Faremiz Tao, hesapta, bir parkta gördüğü tavus kuşunun, onun adını sayıkladığını duyuyor eşten dosttan. Sevgi garibanı Tao muhtaç olduğu kuvveti Tavus kuşunun asil tüylerinde aramak için onu takibe alıyor. Ancak gel gör ki; tavus kuşunun Tao’yu salladığı yok. Fena çuvallayan Tao, bu kez de ona adını kimin söylediğine kafayı takıyor ve neredeyse hayatını bu sırrı çözmeye adayarak yaşıyor. Tayfası Simon, Saymın, Dafne ve Eli’yle birlikte karın doyurmak, izmarit ziftlenmek, arada sırada alerjisi olmasına rağmen attığı iki tek yüzünden darmadağın olarak, milleti dikizleyip “dedikodu candır”ı şiar edinen ve “cangıl”daki kanunlara aşağı yukarı harfiyen uyan bir şekilde yaşayan Tao, tavus kuşu meselesi ortaya çıkınca allak bullak oluyor. Sonrasında kendini kimin ispiyonladığına dair bir soruşturmaya girişiyor. Buna da en yakınındaki kişilerden başlıyor. İhtimalleri ortaya döküp eliminasyon yöntemiyle aradığı kişi bulmaya çalışırken sıra Saymın sayesinde aralarında olan Eli’ye geldiğinde iki durup düşünüyor. Zira Eli, Tao’ya göre yapmacık, “entel”, uyuz bir tip. Tao, durumdan emin olunca bunu neden yaptığını öğrenmek için Eli’nin evine gidiyor. Ve Tao için her şeyin başlangıcı olacak olaylar silsilesinin kilidi de Eli’nin evinde yaşananlarla birlikte açılıyor. Mevzuya okuru çok fazla müdahil etmek istemediğim için bu yaşananları okurun merakına bırakıp kitabı toparlamaya geçiyorum.

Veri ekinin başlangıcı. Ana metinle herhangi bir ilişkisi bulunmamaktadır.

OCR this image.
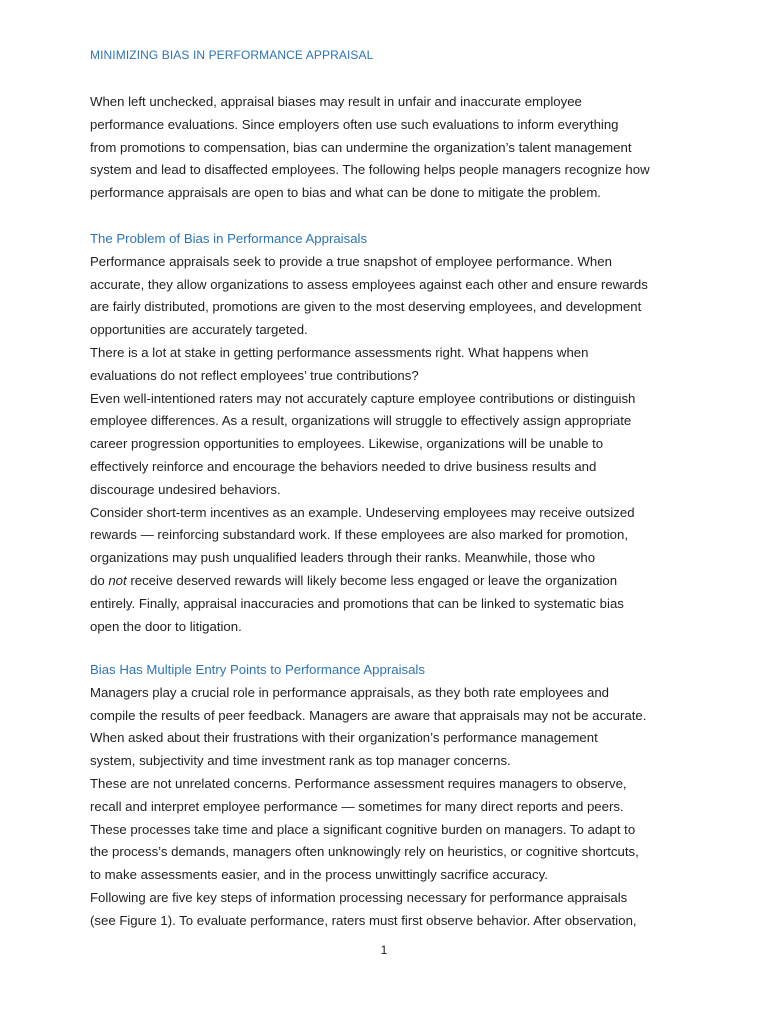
MINIMIZING BIAS IN PERFORMANCE APPRAISAL

When left unchecked, appraisal biases may result in unfair and inaccurate employee

performance evaluations. Since employers often use such evaluations to inform everything

from promotions to compensation, bias can undermine the organization’s talent management

system and lead to disaffected employees. The following helps people managers recognize how

performance appraisals are open to bias and what can be done to mitigate the problem.

The Problem of Bias in Performance Appraisals

Performance appraisals seek to provide a true snapshot of employee performance. When

accurate, they allow organizations to assess employees against each other and ensure rewards

are fairly distributed, promotions are given to the most deserving employees, and development

opportunities are accurately targeted.

There is a lot at stake in getting performance assessments right. What happens when

evaluations do not reflect employees’ true contributions?

Even well-intentioned raters may not accurately capture employee contributions or distinguish

employee differences. As a result, organizations will struggle to effectively assign appropriate

career progression opportunities to employees. Likewise, organizations will be unable to

effectively reinforce and encourage the behaviors needed to drive business results and

discourage undesired behaviors.

Consider short-term incentives as an example. Undeserving employees may receive outsized

rewards — reinforcing substandard work. If these employees are also marked for promotion,

organizations may push unqualified leaders through their ranks. Meanwhile, those who

do not receive deserved rewards will likely become less engaged or leave the organization

entirely. Finally, appraisal inaccuracies and promotions that can be linked to systematic bias

open the door to litigation.

Bias Has Multiple Entry Points to Performance Appraisals

Managers play a crucial role in performance appraisals, as they both rate employees and

compile the results of peer feedback. Managers are aware that appraisals may not be accurate.

When asked about their frustrations with their organization’s performance management

system, subjectivity and time investment rank as top manager concerns.

These are not unrelated concerns. Performance assessment requires managers to observe,

recall and interpret employee performance — sometimes for many direct reports and peers.

These processes take time and place a significant cognitive burden on managers. To adapt to

the process’s demands, managers often unknowingly rely on heuristics, or cognitive shortcuts,

to make assessments easier, and in the process unwittingly sacrifice accuracy.

Following are five key steps of information processing necessary for performance appraisals

(see Figure 1). To evaluate performance, raters must first observe behavior. After observation,

1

Dilek Karen’in, “Tao’nun Gözyaşları”nı, hayatında epey bir mesai harcadığı alanlardan faydalanarak çıkardığını kitabın neredeyse bütününe yayılan hâlinden anlayabiliyoruz. Ancak girişin son cümlesinde değindiğim üzere, kitap sadece bu alanları kapsayan “ruha”, “öze yönelme” gibi konular üzerinden ilerlemiyor. Hayvanlar âleminden, insanlar âlemine yaptığı dokundurmalarla biricik insanın zavallılığını ifşa eden Karen, romanının asıl derdini de kolayca okuyup geçiştirilecek bir anlatım biçiminin dışına çıkarak, okura bolca soru sordurarak anlatıyor. “Tao’nun Gözyaşları”, kişinin kendisiyle yüzleşmesini ve dürüstçe hesaplaşmasını, önemli olanın yola çıkmak ve “her şeyin, şimdi, şu anda” olduğunu şiar edinip hedefine buradan ulaşan bir kitap.